Participants were advertised through previous participant databases, social media advertisements (e.g., Vegans in Australia Facebook group), and eating disorder charity networks to complete an online survey on vegetarian and vegan eating behaviours and attitudes. Participants were required to be 18 years or over, residing in Australia, and adhering to a vegetarian or vegan diet to be eligible. Participants who identified as “meat-reducers” (i.e., flexitarians, semi-vegetarians, pescatarians) were excluded from the study owing to our specific focus on vegetarian and vegan eating behaviours.

Measures

Participant demographic characteristics Participants responded to several demographic characteristic questions (e.g., age, gender, ethnicity, religion, education level) and specific questions about their dietary adherence including duration of adherence and motivations.

Vegetarian vegan eating disorder screener (V-EDS) [10]. The V-EDS is an 18-item self-report measure designed to assess symptoms of eating disorder pathology in vegetarians and vegans over the past seven days. The V-EDS comprises six dietary characteristic items and 12 behavioural and attitudinal items. The dietary characteristic items can be used to provide clinical information around the respondent’s dietary attitudes (e.g., “Your vegetarian/vegan diet is a part of your identity”) and are along a 5-point Likert scale from strongly disagree to strongly agree. The following behavioural and attitudinal items (e.g., “Has the way you thought about food become intrusive?”) measure the presence of eating disorder pathology, rated along a 5-point Likert scale from no days to every day. The V-EDS has been found to support a unidimensional factor structure with strong initial internal consistency (α = 0.95–0.96) and convergent validity (0.87–0.88), and moderate discriminate validity (0.45–0.55). Internal consistency in the present study was excellent (α = 0.95, ω = 0.95).

Procedure

Briefly, participants were advertised with a link to the online survey and responded to demographic characteristic questions, including age, gender, ethnicity, religion, and highest completed education, followed by the V-EDS. Participants self-reported their eating disorder diagnosis if applicable.

Statistical analysis

Statistical analyses were performed using SPSS Version 27 [15]. Descriptive statistics were calculated, including means and percentages for participant characteristics (age, gender, dietary status) and medians for V-EDS scores, and presented by study group (clinical, non-clinical). Differences in participant characteristics by group were examined using t-tests for continuous variables (age) and chi-square tests for categorical variables (gender, dietary status). Receiver operating characteristic (ROC) curve analysis was used to compute possible cut-off values for the V-EDS. The ROC is a plot that displays the trade-off between the sensitivity and its 1-specificity across a range of threshold values.
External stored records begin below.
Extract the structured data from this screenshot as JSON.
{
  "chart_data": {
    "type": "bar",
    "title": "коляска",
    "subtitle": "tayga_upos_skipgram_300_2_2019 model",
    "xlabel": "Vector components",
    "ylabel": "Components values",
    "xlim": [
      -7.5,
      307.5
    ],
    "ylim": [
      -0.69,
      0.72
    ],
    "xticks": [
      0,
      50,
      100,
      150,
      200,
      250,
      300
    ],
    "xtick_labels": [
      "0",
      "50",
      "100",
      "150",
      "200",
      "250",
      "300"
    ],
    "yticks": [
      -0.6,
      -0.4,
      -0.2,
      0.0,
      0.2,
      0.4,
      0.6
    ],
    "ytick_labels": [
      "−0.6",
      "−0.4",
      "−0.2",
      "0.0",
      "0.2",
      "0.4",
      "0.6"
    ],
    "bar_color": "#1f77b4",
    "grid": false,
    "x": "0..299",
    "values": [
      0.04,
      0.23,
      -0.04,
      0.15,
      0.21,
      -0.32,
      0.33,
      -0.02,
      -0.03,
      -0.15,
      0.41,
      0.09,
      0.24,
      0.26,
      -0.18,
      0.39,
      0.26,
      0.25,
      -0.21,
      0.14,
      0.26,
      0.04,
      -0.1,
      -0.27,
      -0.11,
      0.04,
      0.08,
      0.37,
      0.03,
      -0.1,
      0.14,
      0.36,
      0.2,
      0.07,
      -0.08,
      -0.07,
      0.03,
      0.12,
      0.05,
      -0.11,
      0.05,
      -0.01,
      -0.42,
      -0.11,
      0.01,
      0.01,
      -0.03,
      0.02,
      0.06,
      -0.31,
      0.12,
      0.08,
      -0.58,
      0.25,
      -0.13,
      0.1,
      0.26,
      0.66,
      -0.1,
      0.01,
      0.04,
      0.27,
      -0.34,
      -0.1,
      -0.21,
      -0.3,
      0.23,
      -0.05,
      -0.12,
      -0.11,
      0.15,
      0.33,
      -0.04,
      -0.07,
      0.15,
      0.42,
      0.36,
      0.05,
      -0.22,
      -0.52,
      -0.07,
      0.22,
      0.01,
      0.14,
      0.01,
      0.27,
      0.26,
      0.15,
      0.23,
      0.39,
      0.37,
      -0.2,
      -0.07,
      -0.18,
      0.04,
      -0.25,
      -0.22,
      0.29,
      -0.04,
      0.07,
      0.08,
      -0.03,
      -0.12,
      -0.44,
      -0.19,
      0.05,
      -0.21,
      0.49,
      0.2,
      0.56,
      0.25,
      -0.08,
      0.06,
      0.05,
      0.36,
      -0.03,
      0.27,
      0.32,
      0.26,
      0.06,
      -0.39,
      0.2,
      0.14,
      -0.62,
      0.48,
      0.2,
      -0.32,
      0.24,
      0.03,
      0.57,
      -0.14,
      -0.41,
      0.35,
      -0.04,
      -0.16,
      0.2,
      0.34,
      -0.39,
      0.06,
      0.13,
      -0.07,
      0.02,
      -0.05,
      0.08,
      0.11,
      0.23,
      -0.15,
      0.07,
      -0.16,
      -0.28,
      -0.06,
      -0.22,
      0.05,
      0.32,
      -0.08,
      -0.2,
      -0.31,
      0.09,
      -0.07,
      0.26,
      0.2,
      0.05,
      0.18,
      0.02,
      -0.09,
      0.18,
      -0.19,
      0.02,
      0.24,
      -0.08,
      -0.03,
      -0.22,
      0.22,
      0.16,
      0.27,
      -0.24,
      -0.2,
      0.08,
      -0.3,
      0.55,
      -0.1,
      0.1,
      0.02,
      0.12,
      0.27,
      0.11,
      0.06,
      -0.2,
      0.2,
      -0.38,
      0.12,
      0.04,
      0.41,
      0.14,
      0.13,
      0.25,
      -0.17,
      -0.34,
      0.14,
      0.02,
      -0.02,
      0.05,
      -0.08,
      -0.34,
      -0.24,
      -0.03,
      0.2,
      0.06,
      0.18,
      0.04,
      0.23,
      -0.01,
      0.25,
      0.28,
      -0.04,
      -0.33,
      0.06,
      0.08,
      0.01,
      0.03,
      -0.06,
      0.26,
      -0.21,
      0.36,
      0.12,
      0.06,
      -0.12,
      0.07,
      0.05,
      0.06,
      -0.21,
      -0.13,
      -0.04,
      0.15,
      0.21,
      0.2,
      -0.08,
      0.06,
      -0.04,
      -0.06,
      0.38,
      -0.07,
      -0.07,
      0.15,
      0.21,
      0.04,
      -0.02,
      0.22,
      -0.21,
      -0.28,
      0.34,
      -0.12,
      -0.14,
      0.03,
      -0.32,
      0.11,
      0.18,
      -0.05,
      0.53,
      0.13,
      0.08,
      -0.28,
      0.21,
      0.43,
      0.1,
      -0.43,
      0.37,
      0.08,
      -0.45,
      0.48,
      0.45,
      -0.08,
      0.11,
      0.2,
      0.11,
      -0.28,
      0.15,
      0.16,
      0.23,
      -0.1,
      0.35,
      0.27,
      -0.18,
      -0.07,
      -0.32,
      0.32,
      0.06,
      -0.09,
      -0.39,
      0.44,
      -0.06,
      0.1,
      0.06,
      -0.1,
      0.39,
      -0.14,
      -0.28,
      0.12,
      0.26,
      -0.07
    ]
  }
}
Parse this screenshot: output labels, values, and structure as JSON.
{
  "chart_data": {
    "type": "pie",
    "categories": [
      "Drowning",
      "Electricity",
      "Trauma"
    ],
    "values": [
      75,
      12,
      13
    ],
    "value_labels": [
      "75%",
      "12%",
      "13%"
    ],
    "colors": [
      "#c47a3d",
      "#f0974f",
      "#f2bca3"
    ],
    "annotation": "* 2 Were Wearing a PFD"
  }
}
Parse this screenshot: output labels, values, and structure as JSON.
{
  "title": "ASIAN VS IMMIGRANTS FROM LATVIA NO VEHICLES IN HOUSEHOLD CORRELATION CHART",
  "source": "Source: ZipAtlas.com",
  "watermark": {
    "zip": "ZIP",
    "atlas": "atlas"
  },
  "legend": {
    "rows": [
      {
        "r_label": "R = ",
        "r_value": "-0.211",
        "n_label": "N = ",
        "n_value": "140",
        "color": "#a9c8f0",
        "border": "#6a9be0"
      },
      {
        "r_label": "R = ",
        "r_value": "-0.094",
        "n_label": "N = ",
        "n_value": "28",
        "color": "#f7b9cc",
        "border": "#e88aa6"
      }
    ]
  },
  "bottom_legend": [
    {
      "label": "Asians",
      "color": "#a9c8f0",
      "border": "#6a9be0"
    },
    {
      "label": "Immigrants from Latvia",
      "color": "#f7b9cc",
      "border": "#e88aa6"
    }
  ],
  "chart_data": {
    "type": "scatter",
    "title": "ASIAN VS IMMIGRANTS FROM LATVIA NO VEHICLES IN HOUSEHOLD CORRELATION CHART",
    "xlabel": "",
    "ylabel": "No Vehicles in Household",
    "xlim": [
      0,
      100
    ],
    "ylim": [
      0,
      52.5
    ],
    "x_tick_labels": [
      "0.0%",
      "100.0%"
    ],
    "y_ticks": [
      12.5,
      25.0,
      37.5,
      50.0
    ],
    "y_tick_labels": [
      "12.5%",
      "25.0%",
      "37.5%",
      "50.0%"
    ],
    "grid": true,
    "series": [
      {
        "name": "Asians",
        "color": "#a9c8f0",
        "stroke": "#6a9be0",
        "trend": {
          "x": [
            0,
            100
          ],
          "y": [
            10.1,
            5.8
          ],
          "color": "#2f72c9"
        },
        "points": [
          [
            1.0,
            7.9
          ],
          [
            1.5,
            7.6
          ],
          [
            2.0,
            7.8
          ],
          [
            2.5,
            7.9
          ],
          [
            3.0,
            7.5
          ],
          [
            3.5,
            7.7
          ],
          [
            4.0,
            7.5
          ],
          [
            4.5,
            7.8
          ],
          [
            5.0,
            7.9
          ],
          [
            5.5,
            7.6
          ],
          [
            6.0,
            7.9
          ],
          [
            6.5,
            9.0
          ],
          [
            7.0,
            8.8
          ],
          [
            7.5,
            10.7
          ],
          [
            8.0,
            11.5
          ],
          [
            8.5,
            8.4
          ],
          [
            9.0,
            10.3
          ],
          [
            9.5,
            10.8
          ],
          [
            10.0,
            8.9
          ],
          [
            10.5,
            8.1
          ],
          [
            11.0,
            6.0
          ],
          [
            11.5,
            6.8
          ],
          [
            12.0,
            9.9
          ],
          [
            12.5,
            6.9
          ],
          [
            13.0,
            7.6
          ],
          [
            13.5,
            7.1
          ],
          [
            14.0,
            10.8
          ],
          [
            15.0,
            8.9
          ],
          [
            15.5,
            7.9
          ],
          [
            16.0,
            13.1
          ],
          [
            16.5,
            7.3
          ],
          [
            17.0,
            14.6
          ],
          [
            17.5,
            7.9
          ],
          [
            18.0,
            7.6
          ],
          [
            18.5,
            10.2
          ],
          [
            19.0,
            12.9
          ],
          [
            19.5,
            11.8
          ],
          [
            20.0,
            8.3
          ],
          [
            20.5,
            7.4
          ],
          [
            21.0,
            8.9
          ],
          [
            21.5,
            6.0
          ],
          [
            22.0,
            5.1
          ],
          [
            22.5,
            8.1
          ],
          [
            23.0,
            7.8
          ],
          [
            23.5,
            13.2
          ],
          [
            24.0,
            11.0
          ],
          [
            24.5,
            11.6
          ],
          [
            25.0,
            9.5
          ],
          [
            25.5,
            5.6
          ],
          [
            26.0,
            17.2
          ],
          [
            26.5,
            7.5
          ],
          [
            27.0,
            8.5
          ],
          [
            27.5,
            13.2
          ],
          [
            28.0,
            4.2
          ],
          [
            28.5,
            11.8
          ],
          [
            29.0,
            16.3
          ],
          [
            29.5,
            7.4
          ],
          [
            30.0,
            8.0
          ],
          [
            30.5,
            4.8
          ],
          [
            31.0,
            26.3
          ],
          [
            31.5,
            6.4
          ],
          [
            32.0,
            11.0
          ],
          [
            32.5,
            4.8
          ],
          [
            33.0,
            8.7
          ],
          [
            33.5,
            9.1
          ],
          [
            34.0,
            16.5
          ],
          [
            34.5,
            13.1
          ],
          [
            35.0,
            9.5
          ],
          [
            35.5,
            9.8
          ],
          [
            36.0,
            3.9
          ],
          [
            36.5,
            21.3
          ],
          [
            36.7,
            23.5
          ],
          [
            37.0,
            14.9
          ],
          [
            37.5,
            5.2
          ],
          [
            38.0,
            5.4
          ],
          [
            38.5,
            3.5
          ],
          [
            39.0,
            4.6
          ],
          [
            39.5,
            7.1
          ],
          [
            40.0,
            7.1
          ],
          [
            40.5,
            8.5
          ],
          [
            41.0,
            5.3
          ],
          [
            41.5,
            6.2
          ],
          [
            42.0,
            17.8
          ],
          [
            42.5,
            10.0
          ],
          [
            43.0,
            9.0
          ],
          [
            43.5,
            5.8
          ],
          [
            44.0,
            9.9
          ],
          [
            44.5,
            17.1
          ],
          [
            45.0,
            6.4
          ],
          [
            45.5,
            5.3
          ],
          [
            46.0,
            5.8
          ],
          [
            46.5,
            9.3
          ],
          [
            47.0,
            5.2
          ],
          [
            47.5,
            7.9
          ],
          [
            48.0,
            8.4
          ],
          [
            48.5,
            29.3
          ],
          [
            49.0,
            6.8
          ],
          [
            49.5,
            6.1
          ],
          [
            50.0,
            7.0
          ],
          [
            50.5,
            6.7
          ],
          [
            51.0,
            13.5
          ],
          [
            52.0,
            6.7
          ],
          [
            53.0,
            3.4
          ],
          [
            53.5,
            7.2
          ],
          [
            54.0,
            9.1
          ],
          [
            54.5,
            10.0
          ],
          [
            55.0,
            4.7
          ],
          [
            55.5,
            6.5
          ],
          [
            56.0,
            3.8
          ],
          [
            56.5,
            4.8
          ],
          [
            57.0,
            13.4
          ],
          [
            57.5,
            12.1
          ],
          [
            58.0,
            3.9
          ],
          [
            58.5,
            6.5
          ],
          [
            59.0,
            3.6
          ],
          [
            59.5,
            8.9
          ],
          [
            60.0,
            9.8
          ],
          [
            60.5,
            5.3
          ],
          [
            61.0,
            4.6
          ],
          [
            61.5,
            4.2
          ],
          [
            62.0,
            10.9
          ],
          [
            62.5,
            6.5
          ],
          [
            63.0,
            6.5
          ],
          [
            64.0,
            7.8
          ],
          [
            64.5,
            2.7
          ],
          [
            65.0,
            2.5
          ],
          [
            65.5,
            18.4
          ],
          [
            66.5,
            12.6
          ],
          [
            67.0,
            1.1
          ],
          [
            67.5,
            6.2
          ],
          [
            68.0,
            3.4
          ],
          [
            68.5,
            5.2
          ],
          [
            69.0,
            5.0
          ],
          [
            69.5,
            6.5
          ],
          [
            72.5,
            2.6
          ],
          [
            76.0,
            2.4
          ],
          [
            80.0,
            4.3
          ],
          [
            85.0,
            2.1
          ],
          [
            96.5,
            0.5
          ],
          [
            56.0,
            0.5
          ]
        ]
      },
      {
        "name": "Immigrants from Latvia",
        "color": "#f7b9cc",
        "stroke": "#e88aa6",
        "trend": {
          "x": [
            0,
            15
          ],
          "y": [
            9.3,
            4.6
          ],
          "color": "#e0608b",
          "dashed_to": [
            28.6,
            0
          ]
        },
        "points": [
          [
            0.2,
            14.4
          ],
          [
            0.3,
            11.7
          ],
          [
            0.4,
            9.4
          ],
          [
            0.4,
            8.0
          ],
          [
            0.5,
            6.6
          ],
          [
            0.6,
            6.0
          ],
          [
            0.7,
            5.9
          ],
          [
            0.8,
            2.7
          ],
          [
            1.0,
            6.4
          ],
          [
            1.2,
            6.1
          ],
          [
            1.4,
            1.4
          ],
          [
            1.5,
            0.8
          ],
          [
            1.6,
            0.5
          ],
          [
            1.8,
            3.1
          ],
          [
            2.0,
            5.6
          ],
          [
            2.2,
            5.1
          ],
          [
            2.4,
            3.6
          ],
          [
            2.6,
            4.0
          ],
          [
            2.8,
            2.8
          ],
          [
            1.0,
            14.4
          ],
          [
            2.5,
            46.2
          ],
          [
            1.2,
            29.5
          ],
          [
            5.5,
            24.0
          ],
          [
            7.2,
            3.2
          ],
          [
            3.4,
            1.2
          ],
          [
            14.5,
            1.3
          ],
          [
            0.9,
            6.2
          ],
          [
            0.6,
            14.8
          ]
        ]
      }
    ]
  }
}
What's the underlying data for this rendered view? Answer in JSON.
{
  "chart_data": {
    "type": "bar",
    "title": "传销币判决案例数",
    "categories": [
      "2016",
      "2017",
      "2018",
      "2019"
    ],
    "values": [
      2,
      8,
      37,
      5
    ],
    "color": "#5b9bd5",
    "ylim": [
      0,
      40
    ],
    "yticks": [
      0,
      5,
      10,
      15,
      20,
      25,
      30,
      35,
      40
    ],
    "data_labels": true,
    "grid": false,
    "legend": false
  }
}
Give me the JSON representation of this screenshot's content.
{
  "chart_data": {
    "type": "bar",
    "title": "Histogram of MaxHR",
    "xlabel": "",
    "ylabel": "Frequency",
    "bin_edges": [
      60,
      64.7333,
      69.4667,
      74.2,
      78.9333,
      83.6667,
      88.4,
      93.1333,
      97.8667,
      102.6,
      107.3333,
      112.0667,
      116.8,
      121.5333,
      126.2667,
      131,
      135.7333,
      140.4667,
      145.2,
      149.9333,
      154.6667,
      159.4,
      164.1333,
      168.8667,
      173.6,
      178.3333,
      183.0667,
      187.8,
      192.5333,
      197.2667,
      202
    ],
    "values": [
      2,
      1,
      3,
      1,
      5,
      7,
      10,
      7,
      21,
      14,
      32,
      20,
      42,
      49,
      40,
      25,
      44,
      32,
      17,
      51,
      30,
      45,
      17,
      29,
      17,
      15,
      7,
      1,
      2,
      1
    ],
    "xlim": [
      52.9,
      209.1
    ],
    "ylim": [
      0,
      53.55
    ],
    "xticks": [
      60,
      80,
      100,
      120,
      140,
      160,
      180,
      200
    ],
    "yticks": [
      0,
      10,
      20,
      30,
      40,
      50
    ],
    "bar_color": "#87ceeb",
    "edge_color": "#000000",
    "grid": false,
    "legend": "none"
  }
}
The area under the curve (AUC) was calculated to provide an overall test performance statistic based on the trapezoidal rule. The discrimination power of the V-EDS is interpreted according to the AUC as non-informative (AUC = 0.50), poor (0.50 < AUC < 0.70), good (0.70 < AUC < 0.90), excellent (0.90 < AUC < 1.00), and perfect (AUC = 1.00; [16]). For this study, the optimal cut-off was identified using the Youden index which puts equal weight on sensitivity and specificity (sensitivity + sensitivity − 1), resulting in an index score between 0 and 1 [17, 18]. The cut-off point for having an acceptance Youden index is 50%, with higher scores indicating better performance. Statistical significance level was set at p < 0.05.